British Labor Party leader Keir Starmer arrives with his deputy Angela Rayner before the start of the British Labor Party’s annual conference in Liverpool, Britain, October 7, 2023. REUTERS/Phil Noble Acquire license rights
LONDON (Reuters) – Britain’s opposition Labor Party is on course for a landslide victory in national elections scheduled for next year, according to an opinion poll published on Saturday.
Most polls place the Labor Party, which gather in northern England this weekend for their annual conference, about 20 points ahead of Prime Minister Rishi Sunak’s governing Conservatives, although commentators say the lead is potentially fragile.
The Survation poll, conducted for campaign group 38 Degrees and published by the Observer newspaper, surveyed more than 11,000 voters between September 11 and 25 and then used modeling to generate results on a district-by-ward basis.
Their central projection was that Labor would win 420 seats, the Conservatives 149 seats and the Liberal Democrats 23, leaving Labour, who have been out of power since 2010, with a 190-seat majority in parliament’s Lower House of Commons. .
He predicted a range of 402 to 437 seats for Labor and 132 to 169 seats for the Conservatives. In the last national election in 2019, the Conservatives won 365 seats and Labor 203.
Survation used models known as multilevel regression poststratification (MRP) to reach conclusions at the constituency level. Pollsters using this method successfully predicted the outcome of the 2017 UK election.

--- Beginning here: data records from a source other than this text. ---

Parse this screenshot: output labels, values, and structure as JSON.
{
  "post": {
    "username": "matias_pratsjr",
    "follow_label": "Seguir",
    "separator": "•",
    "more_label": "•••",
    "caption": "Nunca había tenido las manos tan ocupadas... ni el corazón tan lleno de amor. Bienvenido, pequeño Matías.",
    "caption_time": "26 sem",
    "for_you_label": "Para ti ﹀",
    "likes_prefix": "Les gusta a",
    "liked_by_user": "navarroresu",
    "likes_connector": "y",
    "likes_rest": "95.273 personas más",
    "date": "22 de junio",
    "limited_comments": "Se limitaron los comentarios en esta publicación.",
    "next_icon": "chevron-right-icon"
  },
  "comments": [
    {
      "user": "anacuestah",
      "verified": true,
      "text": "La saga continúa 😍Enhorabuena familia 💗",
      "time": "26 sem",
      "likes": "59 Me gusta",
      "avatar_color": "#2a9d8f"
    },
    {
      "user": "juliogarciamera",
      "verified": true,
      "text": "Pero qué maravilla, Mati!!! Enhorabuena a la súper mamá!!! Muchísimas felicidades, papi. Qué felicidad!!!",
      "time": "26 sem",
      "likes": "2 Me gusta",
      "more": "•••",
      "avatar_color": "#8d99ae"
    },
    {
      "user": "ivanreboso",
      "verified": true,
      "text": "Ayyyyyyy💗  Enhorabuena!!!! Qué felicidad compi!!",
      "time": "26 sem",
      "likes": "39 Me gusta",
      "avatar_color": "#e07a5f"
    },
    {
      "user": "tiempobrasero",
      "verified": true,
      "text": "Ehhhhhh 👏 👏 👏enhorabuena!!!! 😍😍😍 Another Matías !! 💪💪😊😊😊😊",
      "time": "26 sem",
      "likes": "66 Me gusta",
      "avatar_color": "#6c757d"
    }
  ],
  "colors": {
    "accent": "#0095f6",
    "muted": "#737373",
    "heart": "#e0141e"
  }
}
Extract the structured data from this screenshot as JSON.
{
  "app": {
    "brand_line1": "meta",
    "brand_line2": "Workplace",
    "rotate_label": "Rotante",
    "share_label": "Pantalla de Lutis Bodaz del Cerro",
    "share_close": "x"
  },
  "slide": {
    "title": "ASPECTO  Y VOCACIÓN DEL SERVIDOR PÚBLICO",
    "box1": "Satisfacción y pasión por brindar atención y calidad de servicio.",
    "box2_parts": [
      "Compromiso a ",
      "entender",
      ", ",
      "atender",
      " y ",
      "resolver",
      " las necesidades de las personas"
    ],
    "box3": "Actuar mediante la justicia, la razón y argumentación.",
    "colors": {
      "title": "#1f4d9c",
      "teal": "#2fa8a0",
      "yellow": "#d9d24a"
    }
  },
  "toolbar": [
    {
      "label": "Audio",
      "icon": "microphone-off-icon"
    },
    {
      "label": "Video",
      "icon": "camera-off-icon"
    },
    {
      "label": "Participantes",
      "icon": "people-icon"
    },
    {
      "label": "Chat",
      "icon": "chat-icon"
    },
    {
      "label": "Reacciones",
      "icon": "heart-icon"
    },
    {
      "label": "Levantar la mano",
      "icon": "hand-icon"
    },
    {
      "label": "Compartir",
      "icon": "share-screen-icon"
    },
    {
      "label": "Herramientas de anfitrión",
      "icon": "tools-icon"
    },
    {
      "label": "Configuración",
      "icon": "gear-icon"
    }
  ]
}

The Observer said that under the projected results, 12 of Sunak’s cabinet ministers, including Deputy Prime Minister Oliver Dowden and Defense Secretary Grant Shapps, were at risk of losing their seats.
The vote, which took place before the conservatives’ meeting annual conference This week, it found that across all constituencies, the cost of living crisis and the state of the NHS were the two most important issues for voters.